I have to say the reason I spent so much time using perl is because of its ease in handling text and such strength in regular expressions, which are fascinating. I now use regular expressions when ever I can, and I think in most cases it saves you a lot of time.
I still remember when I was young and starting to work with Perl, I found this zip file with the whole bible represented as (I think) 1 html file, with chapter / verse tags. So I posed this question to an online friend who was then studying in Germany, he had built many cgi sites (he made our clan page for Earth2025 if anybody still remembers that game) with perl and was very good at it. About a day later he icq'ed me this 1 page perl script, which created file index positions for all the chapters and verses. This was such an ingenious solution which made seeking a particular chapter/ verse range extremely fast, and all done with text files and perl.
Sounds about right. Wikipedia has more information on regular languages, which computer scientists know a lot about, and of which Perl regex is a superset:
"some of which are completely incompatible with the usual NFA and DFA algorithms" - It would be nice if you pointed to some article/resource giving more info on this.
Well here's a starter for you. Using enhanced regex syntax you can match a language containing strings of prime length. On the other hand (using the pumping lemma[1]) you can prove that that set is not regular, hence not detectable by a standard regex.
It would appear that Perl and the others were based on a from-scratch reimplementation of the Eighth Edition regex library. To quote:
While writing the text editor sam [6] in the early 1980s, Rob Pike wrote a new regular expression implementation, which Dave Presotto extracted into a library that appeared in the Eighth Edition. Pike's implementation incorporated submatch tracking into an efficient NFA simulation but, like the rest of the Eighth Edition source, was not widely distributed.

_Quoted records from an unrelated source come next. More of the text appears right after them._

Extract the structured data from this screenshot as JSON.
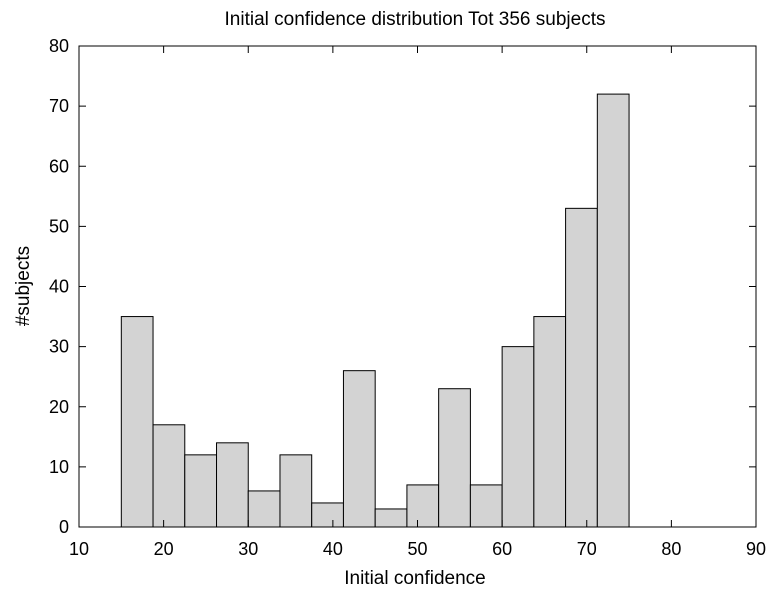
{
  "chart_data": {
    "type": "bar",
    "title": "Initial confidence distribution Tot 356 subjects",
    "xlabel": "Initial confidence",
    "ylabel": "#subjects",
    "xlim": [
      10,
      90
    ],
    "ylim": [
      0,
      80
    ],
    "xticks": [
      10,
      20,
      30,
      40,
      50,
      60,
      70,
      80,
      90
    ],
    "yticks": [
      0,
      10,
      20,
      30,
      40,
      50,
      60,
      70,
      80
    ],
    "bin_width": 3.75,
    "bin_start": 15,
    "values": [
      35,
      17,
      12,
      14,
      6,
      12,
      4,
      26,
      3,
      7,
      23,
      7,
      30,
      35,
      53,
      72
    ],
    "grid": false,
    "bar_color": "#d3d3d3",
    "edge_color": "#000000"
  }
}
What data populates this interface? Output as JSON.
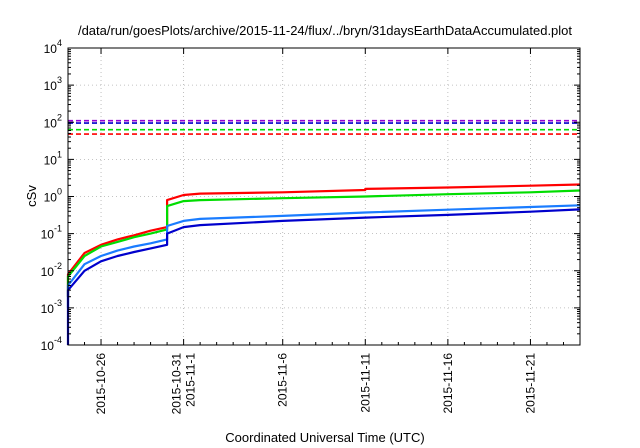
{
  "chart_data": {
    "type": "line",
    "title": "/data/run/goesPlots/archive/2015-11-24/flux/../bryn/31daysEarthDataAccumulated.plot",
    "xlabel": "Coordinated Universal Time (UTC)",
    "ylabel": "cSv",
    "y_scale": "log",
    "ylim": [
      0.0001,
      10000
    ],
    "xlim": [
      "2015-10-24",
      "2015-11-24"
    ],
    "grid": true,
    "legend": "none",
    "y_ticks": [
      {
        "base": "10",
        "exp": "-4",
        "value": 0.0001
      },
      {
        "base": "10",
        "exp": "-3",
        "value": 0.001
      },
      {
        "base": "10",
        "exp": "-2",
        "value": 0.01
      },
      {
        "base": "10",
        "exp": "-1",
        "value": 0.1
      },
      {
        "base": "10",
        "exp": "0",
        "value": 1
      },
      {
        "base": "10",
        "exp": "1",
        "value": 10
      },
      {
        "base": "10",
        "exp": "2",
        "value": 100
      },
      {
        "base": "10",
        "exp": "3",
        "value": 1000
      },
      {
        "base": "10",
        "exp": "4",
        "value": 10000
      }
    ],
    "x_ticks": [
      {
        "date": "2015-10-26",
        "labels": [
          "2015-10-26"
        ]
      },
      {
        "date": "2015-10-31",
        "labels": [
          "2015-10-31",
          "2015-11-1"
        ]
      },
      {
        "date": "2015-11-06",
        "labels": [
          "2015-11-6"
        ]
      },
      {
        "date": "2015-11-11",
        "labels": [
          "2015-11-11"
        ]
      },
      {
        "date": "2015-11-16",
        "labels": [
          "2015-11-16"
        ]
      },
      {
        "date": "2015-11-21",
        "labels": [
          "2015-11-21"
        ]
      }
    ],
    "series": [
      {
        "color": "#ff0000",
        "style": "solid",
        "x": [
          "2015-10-24",
          "2015-10-24",
          "2015-10-25",
          "2015-10-26",
          "2015-10-27",
          "2015-10-28",
          "2015-10-29",
          "2015-10-30",
          "2015-10-30",
          "2015-10-31",
          "2015-11-01",
          "2015-11-06",
          "2015-11-11",
          "2015-11-11",
          "2015-11-16",
          "2015-11-21",
          "2015-11-24"
        ],
        "y": [
          0.002,
          0.008,
          0.03,
          0.05,
          0.07,
          0.09,
          0.12,
          0.15,
          0.8,
          1.1,
          1.2,
          1.3,
          1.5,
          1.6,
          1.75,
          1.95,
          2.1
        ]
      },
      {
        "color": "#00dd00",
        "style": "solid",
        "x": [
          "2015-10-24",
          "2015-10-24",
          "2015-10-25",
          "2015-10-26",
          "2015-10-27",
          "2015-10-28",
          "2015-10-29",
          "2015-10-30",
          "2015-10-30",
          "2015-10-31",
          "2015-11-01",
          "2015-11-06",
          "2015-11-11",
          "2015-11-16",
          "2015-11-21",
          "2015-11-24"
        ],
        "y": [
          0.002,
          0.007,
          0.025,
          0.045,
          0.06,
          0.08,
          0.1,
          0.13,
          0.55,
          0.75,
          0.8,
          0.9,
          1.0,
          1.15,
          1.3,
          1.45
        ]
      },
      {
        "color": "#1a7cff",
        "style": "solid",
        "x": [
          "2015-10-24",
          "2015-10-24",
          "2015-10-25",
          "2015-10-26",
          "2015-10-27",
          "2015-10-28",
          "2015-10-29",
          "2015-10-30",
          "2015-10-30",
          "2015-10-31",
          "2015-11-01",
          "2015-11-06",
          "2015-11-11",
          "2015-11-16",
          "2015-11-21",
          "2015-11-24"
        ],
        "y": [
          0.001,
          0.004,
          0.015,
          0.025,
          0.035,
          0.045,
          0.055,
          0.07,
          0.16,
          0.22,
          0.25,
          0.3,
          0.37,
          0.44,
          0.52,
          0.58
        ]
      },
      {
        "color": "#0000cc",
        "style": "solid",
        "x": [
          "2015-10-24",
          "2015-10-24",
          "2015-10-25",
          "2015-10-26",
          "2015-10-27",
          "2015-10-28",
          "2015-10-29",
          "2015-10-30",
          "2015-10-30",
          "2015-10-31",
          "2015-11-01",
          "2015-11-06",
          "2015-11-11",
          "2015-11-16",
          "2015-11-21",
          "2015-11-24"
        ],
        "y": [
          0.0001,
          0.003,
          0.01,
          0.018,
          0.025,
          0.032,
          0.04,
          0.05,
          0.1,
          0.15,
          0.17,
          0.22,
          0.27,
          0.32,
          0.39,
          0.45
        ]
      },
      {
        "color": "#9400d3",
        "style": "dashed",
        "x": [
          "2015-10-24",
          "2015-11-24"
        ],
        "y": [
          110,
          110
        ]
      },
      {
        "color": "#0000cc",
        "style": "dashed",
        "x": [
          "2015-10-24",
          "2015-11-24"
        ],
        "y": [
          95,
          95
        ]
      },
      {
        "color": "#00dd00",
        "style": "dashed",
        "x": [
          "2015-10-24",
          "2015-11-24"
        ],
        "y": [
          63,
          63
        ]
      },
      {
        "color": "#ff0000",
        "style": "dashed",
        "x": [
          "2015-10-24",
          "2015-11-24"
        ],
        "y": [
          48,
          48
        ]
      }
    ]
  }
}
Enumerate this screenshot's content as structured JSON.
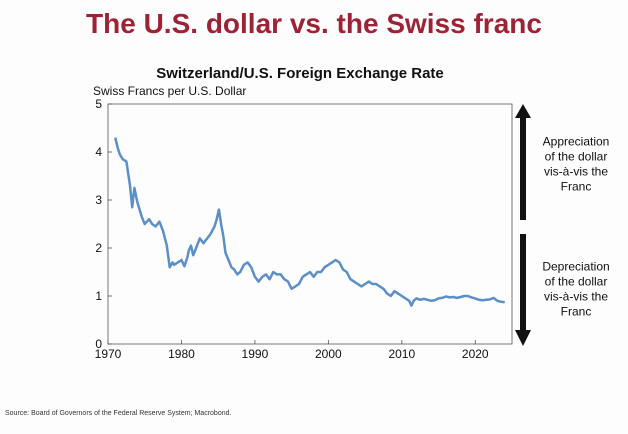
{
  "page": {
    "title": "The U.S. dollar vs. the Swiss franc",
    "source": "Source: Board of Governors of the Federal Reserve System; Macrobond."
  },
  "colors": {
    "title": "#9b2335",
    "line": "#5b8fc6",
    "arrow": "#111111"
  },
  "annotations": {
    "up": "Appreciation of the dollar vis-à-vis the Franc",
    "up_lines": [
      "Appreciation",
      "of the dollar",
      "vis-à-vis the",
      "Franc"
    ],
    "down": "Depreciation of the dollar vis-à-vis the Franc",
    "down_lines": [
      "Depreciation",
      "of the dollar",
      "vis-à-vis the",
      "Franc"
    ]
  },
  "chart_data": {
    "type": "line",
    "title": "Switzerland/U.S. Foreign Exchange Rate",
    "ylabel": "Swiss Francs per U.S. Dollar",
    "xlabel": "",
    "xlim": [
      1970,
      2025
    ],
    "ylim": [
      0,
      5
    ],
    "x_ticks": [
      1970,
      1980,
      1990,
      2000,
      2010,
      2020
    ],
    "y_ticks": [
      0,
      1,
      2,
      3,
      4,
      5
    ],
    "grid": false,
    "series": [
      {
        "x": [
          1971.0,
          1971.3,
          1971.6,
          1972.0,
          1972.5,
          1973.0,
          1973.3,
          1973.6,
          1974.0,
          1974.3,
          1974.6,
          1975.0,
          1975.3,
          1975.6,
          1976.0,
          1976.5,
          1977.0,
          1977.5,
          1978.0,
          1978.4,
          1978.8,
          1979.0,
          1979.5,
          1980.0,
          1980.4,
          1980.8,
          1981.0,
          1981.3,
          1981.6,
          1982.0,
          1982.5,
          1983.0,
          1983.5,
          1984.0,
          1984.5,
          1984.8,
          1985.1,
          1985.4,
          1985.7,
          1986.0,
          1986.4,
          1986.8,
          1987.2,
          1987.6,
          1988.0,
          1988.5,
          1989.0,
          1989.5,
          1990.0,
          1990.5,
          1991.0,
          1991.5,
          1992.0,
          1992.5,
          1993.0,
          1993.5,
          1994.0,
          1994.5,
          1995.0,
          1995.5,
          1996.0,
          1996.5,
          1997.0,
          1997.5,
          1998.0,
          1998.5,
          1999.0,
          1999.5,
          2000.0,
          2000.5,
          2001.0,
          2001.5,
          2002.0,
          2002.5,
          2003.0,
          2003.5,
          2004.0,
          2004.5,
          2005.0,
          2005.5,
          2006.0,
          2006.5,
          2007.0,
          2007.5,
          2008.0,
          2008.5,
          2009.0,
          2009.5,
          2010.0,
          2010.5,
          2011.0,
          2011.3,
          2011.6,
          2012.0,
          2012.5,
          2013.0,
          2013.5,
          2014.0,
          2014.5,
          2015.0,
          2015.5,
          2016.0,
          2016.5,
          2017.0,
          2017.5,
          2018.0,
          2018.5,
          2019.0,
          2019.5,
          2020.0,
          2020.5,
          2021.0,
          2021.5,
          2022.0,
          2022.5,
          2023.0,
          2023.5,
          2024.0
        ],
        "y": [
          4.3,
          4.1,
          3.95,
          3.85,
          3.8,
          3.3,
          2.85,
          3.25,
          2.95,
          2.8,
          2.65,
          2.5,
          2.55,
          2.6,
          2.5,
          2.45,
          2.55,
          2.35,
          2.05,
          1.6,
          1.7,
          1.65,
          1.7,
          1.75,
          1.62,
          1.8,
          1.95,
          2.05,
          1.85,
          2.0,
          2.2,
          2.1,
          2.2,
          2.3,
          2.45,
          2.6,
          2.8,
          2.5,
          2.25,
          1.9,
          1.75,
          1.6,
          1.55,
          1.45,
          1.5,
          1.65,
          1.7,
          1.6,
          1.4,
          1.3,
          1.4,
          1.45,
          1.35,
          1.5,
          1.45,
          1.45,
          1.35,
          1.3,
          1.15,
          1.2,
          1.25,
          1.4,
          1.45,
          1.5,
          1.4,
          1.5,
          1.5,
          1.6,
          1.65,
          1.7,
          1.75,
          1.7,
          1.55,
          1.5,
          1.35,
          1.3,
          1.25,
          1.2,
          1.25,
          1.3,
          1.25,
          1.25,
          1.2,
          1.15,
          1.05,
          1.0,
          1.1,
          1.05,
          1.0,
          0.95,
          0.9,
          0.8,
          0.9,
          0.95,
          0.92,
          0.94,
          0.92,
          0.9,
          0.91,
          0.95,
          0.96,
          0.99,
          0.97,
          0.98,
          0.96,
          0.98,
          1.0,
          1.0,
          0.97,
          0.95,
          0.92,
          0.91,
          0.92,
          0.93,
          0.96,
          0.9,
          0.88,
          0.87
        ]
      }
    ]
  }
}
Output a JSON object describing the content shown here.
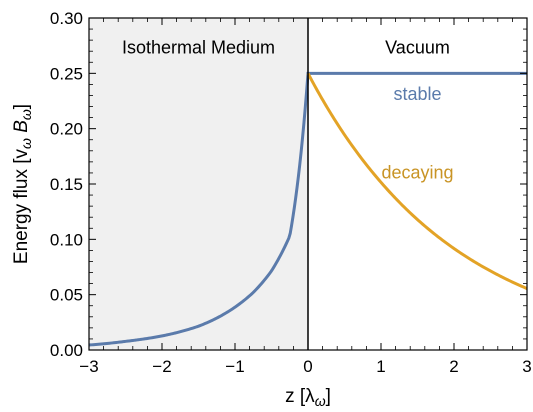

Pike himself did not realize that his technique was anything new. Henry Spencer reimplemented the Eighth Edition library interface from scratch, but using backtracking, and released his implementation into the public domain. It became very widely used, eventually serving as the basis for the slow regular expression implementations mentioned earlier: Perl, PCRE, Python, and so on.
Same question here. I didn't realize that they didn't. regular expression NFA and DFA algorithms are in every compiler book out there. I find it hard to believe that guido et al. didn't know about these algorithms.
Yeah, jimrandomh's comment basically explains it. Perl regexp's have features that can't be implemented by a DFA, like backreferences and arbitrary code evaluation. (I believe you can implement capturing subgroups, you'd just need to annotate the states with a marker for the current position in the string.) Those features are used often enough that you can't just leave them out.
I see no reason why popular languages couldn't implement both algorithms, though, and then select the backtracking one only if the regexp contains backreferences or expressions. It's easy enough to tell if a regexp uses these features, just checking for their existence when the regexp is compiled. Then you could use the fast algorithm when possible and the featureful one when not.
I'm curious why they don't do some sort of cost-estimation when doing the regex compile. Oftentimes you use a regex only a few times in the life of the application, and it'd be nice if maybe it would build the regex automaton with some time-budget cap (say, N states created) and fallback to PCRE until its fully built.
(Backseat nitpicker here. And just thinking about it seems deliciously hairy.)